Is the idea that you have some devices that you want to download just the text to, but have it sync with your other devices? I think we could support that natively, honestly! Storyteller already has the input files, and it uses a text-based position system that doesn’t require the audio to exist. If you’re already doing work on this, maybe we could add it to Storyteller?
Ooh, that's an interesting idea. I only have one device where I would ever want to switch to listening to my book, but a couple others where I would like to read it.

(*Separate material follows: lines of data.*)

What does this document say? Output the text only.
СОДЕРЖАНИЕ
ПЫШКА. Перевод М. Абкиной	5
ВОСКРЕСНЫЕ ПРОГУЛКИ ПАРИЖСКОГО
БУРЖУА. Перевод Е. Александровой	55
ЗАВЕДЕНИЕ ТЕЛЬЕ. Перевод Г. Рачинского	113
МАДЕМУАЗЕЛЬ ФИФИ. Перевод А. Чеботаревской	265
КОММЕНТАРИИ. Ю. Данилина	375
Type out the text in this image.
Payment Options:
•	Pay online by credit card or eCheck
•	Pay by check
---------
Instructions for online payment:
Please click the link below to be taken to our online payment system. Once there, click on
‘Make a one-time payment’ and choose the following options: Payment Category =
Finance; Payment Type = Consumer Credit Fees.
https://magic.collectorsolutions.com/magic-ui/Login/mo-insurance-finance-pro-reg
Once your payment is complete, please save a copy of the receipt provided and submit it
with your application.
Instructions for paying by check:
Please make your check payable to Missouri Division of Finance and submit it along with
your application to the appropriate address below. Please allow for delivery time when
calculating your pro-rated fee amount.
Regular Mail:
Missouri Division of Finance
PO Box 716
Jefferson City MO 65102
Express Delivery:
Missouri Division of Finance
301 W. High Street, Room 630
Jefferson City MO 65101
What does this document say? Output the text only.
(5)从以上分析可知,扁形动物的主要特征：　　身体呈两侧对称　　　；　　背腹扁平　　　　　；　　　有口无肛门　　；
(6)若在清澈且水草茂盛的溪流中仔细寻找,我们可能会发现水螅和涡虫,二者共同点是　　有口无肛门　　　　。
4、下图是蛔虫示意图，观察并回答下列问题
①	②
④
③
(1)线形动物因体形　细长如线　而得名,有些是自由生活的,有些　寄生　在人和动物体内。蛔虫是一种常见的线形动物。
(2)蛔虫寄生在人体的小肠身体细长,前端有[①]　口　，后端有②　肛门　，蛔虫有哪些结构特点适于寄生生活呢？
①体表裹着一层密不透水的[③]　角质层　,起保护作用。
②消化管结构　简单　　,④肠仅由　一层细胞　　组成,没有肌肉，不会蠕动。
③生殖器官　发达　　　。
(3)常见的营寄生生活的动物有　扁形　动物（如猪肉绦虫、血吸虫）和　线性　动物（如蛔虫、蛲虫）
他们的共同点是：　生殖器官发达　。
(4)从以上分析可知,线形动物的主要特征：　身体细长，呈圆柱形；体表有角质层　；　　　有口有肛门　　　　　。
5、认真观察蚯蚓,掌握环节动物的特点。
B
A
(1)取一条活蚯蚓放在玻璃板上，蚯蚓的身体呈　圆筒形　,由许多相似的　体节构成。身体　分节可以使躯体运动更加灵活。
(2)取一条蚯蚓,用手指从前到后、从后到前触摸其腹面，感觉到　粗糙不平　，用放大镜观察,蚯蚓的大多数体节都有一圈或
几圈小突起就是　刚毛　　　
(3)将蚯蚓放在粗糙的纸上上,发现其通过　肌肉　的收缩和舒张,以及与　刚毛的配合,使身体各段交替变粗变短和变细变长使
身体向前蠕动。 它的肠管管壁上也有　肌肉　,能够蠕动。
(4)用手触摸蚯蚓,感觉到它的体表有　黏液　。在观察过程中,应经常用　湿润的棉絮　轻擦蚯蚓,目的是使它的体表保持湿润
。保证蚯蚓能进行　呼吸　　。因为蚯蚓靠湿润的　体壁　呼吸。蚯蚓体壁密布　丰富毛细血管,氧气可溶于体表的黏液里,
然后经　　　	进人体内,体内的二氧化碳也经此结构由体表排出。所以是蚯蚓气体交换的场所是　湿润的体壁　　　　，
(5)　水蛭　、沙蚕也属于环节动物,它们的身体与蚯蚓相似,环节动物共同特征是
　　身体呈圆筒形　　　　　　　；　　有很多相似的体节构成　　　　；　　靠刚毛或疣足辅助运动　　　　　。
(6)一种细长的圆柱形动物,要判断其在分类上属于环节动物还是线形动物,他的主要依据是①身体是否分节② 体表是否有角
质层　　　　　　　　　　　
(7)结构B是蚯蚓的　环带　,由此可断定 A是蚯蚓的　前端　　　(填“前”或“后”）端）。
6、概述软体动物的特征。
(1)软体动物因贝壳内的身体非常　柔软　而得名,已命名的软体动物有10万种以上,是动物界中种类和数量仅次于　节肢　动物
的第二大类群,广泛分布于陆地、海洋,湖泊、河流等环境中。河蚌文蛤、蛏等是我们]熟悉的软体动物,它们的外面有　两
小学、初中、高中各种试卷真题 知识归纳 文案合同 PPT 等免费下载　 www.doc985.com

FWIW, I wrote an EPUB (well, it was called OEBPS at the time) reader that rendered pretty much all of the format ~21 years ago (including all of XHTML and CSS) and it had very decent performance. I seem to recall that someone tried it on the One Laptop Per Child XO and it was... well, slow, but it worked.
So it's possible :)
Thank you so much! That's incredibly enlightening!
Of course! I'm hoping to have a web reader with Media Overlay support built in to Storyteller available in the next few months, along with some much needed library management tooling, so maybe that will be useful for you! I'll try to make it snappy :)
I find Koreader (linux version) leaps and bounds faster than the calibre reader.
I'm going to be annoying and simply laugh at the fact it's a 2k line, single file in source. It's TypeScript! You HAVE to compile it to ship it as an npm package (_technically_ you don't but). Split it up into smaller modules with `import` statements!
Quite seriously: why? What actual advantage do you get? People tend to split things up into separate files far too eagerly. A single two-thousand-line file is nothing. Especially when most of that is in one class, and needs to be, so you can’t really split things up, or at the very least there would be runtime overhead to it.
Thanks, yeah I agree. The vast majority of the code in this library lives in a single class definition. Is it possible to move the implementations into separate files? Totally. Would that make the codebase more legible? I think at the moment, I would argue no, it would actually hurt legibility. If the class needs to grow dramatically, then maybe we’ll need a different approach, but I think this is actually the right thing to do for now!
Genius. Thanks.
sometimes life just delivers. was looking for this 2 days ago
Outstanding. Let me know if you run into any issues!